Periodic Reporting for period 1 - AI4REALNET (AI for REAL-world NETwork operation)
Okres sprawozdawczy: 2023-10-01 do 2024-09-30
[WP2] State-of-the-art has been investigated, and the challenges and research directions have been identified in a project’s position paper. Key developments include:
- Inventorize the knowledge present in the three AI4REALNET domains and start of development of knowledge-assisted AI approaches
- Algorithm testing for distributed reinforcement learning (RL) in the Grid2OP environment and exploration of hierarchical RL approaches. Initial research on graph RL for power grid topology optimisation
- Advanced work in explainable AI, focusing on analysing agent behaviours.

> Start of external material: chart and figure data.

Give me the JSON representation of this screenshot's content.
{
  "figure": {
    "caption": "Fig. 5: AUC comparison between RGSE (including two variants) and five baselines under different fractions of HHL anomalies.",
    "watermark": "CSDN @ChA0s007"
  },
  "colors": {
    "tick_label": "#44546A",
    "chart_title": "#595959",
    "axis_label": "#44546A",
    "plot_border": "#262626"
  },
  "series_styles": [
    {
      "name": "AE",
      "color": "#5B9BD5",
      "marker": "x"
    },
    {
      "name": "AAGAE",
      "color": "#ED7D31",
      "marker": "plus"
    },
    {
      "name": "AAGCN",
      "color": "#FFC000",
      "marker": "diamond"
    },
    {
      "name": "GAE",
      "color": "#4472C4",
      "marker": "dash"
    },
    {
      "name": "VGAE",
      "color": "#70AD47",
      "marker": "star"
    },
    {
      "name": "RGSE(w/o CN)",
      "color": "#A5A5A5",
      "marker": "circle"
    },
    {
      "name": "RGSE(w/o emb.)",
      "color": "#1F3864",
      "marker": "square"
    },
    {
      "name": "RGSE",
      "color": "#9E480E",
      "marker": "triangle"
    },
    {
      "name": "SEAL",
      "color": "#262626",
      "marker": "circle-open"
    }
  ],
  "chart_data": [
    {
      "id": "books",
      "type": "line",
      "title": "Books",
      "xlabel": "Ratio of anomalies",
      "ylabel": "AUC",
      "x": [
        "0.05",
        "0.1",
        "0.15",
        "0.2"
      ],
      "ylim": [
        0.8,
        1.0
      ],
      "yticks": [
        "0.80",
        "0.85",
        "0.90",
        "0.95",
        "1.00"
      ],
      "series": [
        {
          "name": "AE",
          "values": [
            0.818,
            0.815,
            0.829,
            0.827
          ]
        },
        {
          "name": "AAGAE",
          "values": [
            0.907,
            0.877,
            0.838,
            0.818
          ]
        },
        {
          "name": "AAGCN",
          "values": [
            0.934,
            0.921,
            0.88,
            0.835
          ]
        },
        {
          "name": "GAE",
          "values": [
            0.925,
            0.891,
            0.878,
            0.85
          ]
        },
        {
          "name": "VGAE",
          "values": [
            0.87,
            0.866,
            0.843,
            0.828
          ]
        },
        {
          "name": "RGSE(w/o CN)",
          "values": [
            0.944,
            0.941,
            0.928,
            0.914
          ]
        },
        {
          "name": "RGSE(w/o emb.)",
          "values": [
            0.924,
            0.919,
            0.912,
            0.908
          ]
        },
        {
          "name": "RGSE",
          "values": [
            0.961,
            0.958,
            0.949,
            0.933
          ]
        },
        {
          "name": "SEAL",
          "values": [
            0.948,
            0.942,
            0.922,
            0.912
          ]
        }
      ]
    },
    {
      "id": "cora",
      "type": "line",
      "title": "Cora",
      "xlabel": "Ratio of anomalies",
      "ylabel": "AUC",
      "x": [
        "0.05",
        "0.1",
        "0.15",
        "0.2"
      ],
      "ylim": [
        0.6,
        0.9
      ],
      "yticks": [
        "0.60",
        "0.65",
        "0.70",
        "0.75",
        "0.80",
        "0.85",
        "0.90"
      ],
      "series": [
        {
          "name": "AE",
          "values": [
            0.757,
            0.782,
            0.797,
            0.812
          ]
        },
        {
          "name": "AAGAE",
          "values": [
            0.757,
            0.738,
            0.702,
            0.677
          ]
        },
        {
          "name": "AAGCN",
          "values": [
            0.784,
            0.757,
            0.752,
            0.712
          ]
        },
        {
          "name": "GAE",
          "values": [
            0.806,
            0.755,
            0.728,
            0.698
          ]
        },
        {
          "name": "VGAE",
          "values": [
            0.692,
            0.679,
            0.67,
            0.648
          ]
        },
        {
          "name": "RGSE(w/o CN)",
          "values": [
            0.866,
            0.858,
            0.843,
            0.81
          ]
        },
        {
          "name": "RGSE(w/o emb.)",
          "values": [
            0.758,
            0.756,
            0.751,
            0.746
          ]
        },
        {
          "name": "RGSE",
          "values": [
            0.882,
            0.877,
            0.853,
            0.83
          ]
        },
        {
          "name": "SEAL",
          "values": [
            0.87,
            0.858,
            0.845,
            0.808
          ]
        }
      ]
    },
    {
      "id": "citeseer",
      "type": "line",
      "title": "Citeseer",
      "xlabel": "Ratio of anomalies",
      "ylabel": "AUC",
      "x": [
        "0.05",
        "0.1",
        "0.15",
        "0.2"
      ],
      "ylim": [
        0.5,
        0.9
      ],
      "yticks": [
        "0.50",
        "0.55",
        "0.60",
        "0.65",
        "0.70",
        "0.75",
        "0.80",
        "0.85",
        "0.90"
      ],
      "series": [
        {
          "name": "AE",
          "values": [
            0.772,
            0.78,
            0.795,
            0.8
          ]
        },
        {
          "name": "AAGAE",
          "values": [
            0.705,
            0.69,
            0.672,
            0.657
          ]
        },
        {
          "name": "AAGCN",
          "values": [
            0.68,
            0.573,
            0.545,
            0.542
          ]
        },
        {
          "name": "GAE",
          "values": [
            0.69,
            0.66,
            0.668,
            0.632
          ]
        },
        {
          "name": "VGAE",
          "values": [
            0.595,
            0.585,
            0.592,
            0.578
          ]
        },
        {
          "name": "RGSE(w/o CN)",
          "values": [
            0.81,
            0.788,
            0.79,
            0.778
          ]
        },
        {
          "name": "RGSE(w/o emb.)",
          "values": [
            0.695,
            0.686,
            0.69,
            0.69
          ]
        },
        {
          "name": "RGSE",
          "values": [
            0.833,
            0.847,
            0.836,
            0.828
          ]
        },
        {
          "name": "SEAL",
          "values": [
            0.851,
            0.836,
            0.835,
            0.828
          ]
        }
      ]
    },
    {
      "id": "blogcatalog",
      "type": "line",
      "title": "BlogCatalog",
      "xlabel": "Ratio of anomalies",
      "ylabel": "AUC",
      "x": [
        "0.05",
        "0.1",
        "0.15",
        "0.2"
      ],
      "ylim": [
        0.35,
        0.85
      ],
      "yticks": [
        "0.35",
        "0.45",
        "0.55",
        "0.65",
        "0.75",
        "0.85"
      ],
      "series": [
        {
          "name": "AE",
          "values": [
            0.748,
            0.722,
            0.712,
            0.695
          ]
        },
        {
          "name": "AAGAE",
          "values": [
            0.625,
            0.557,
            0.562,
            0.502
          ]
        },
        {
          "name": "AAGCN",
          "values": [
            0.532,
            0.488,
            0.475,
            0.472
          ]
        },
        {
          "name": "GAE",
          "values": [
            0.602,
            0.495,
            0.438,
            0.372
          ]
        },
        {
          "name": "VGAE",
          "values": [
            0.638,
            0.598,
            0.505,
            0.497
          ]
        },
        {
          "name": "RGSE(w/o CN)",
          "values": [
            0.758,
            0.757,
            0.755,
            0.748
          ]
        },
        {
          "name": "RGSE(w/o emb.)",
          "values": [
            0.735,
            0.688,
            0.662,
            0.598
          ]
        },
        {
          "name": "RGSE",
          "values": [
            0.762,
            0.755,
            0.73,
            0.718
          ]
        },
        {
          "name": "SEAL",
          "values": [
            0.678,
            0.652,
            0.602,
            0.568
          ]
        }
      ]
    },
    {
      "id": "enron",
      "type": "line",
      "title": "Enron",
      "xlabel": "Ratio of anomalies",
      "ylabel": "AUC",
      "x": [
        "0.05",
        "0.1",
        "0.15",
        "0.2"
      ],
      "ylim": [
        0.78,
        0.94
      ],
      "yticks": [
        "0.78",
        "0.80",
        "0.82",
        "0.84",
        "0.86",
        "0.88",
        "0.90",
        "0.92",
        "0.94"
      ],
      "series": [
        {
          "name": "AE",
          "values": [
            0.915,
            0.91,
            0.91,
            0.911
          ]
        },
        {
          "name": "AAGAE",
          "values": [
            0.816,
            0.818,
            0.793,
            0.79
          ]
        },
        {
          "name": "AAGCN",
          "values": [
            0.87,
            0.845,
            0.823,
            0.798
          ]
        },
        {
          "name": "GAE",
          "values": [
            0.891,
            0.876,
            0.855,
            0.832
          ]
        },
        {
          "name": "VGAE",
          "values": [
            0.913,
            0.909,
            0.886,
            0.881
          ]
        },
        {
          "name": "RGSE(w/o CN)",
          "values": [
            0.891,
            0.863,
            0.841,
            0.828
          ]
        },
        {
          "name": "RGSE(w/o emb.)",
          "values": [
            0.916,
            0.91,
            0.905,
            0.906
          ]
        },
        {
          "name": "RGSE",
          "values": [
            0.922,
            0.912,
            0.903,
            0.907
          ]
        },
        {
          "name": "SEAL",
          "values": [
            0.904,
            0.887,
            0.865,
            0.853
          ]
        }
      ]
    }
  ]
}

Development of methods to embed ethical dimensions into reinforcement learning alongside theoretical research on human factors for effective human-AI collaboration
[WP3] Developed requirements for human-AI interaction at generic and use case levels, specifying roles and tasks and abstracting interaction protocols into a unified representation. Research on uncertainty estimation methods began, focusing on their impact on decision-making [Task 3.1]. Collected RL training KPIs focused on conflicting objectives, reviewed multi-objective RL approaches, and explored methods to synthesise objectives, enabling agent training without immediate human data. Identified RL methods for human-AI co-learning, including behaviour cloning, inverse RL, and imitation learning, with synthetic data considered for limited real data use cases [Task 3.3]. Conceptualised workflows for human supervision in automated processes, designing a two-stage agent training plan using offline and online RL to align AI with human performance and build trust
From WP2, there are two main contributions: a) a model to break the complexity originated by the course of dimensionality in large-scale reinforcement learning problems, which makes use of information-theoretic quantities such as mutual information to find the more effective way to split large state and action spaces effectively, and b) machine learning method for identifying and predicting power grid failures in deep reinforcement learning. These methods have the potential to be replicated in different contexts and domains and address challenges such as the scalability of reinforcement learning and explainability of AI agents’ behaviour.
Given that WP3 started in month M6, most of the work done is in preliminary phases or at a conceptual level, mainly proposing architectures for co-learning methods that focus on inverse learning, imitation learning and behaviour cloning, and defining human-AI interaction protocols and requirements.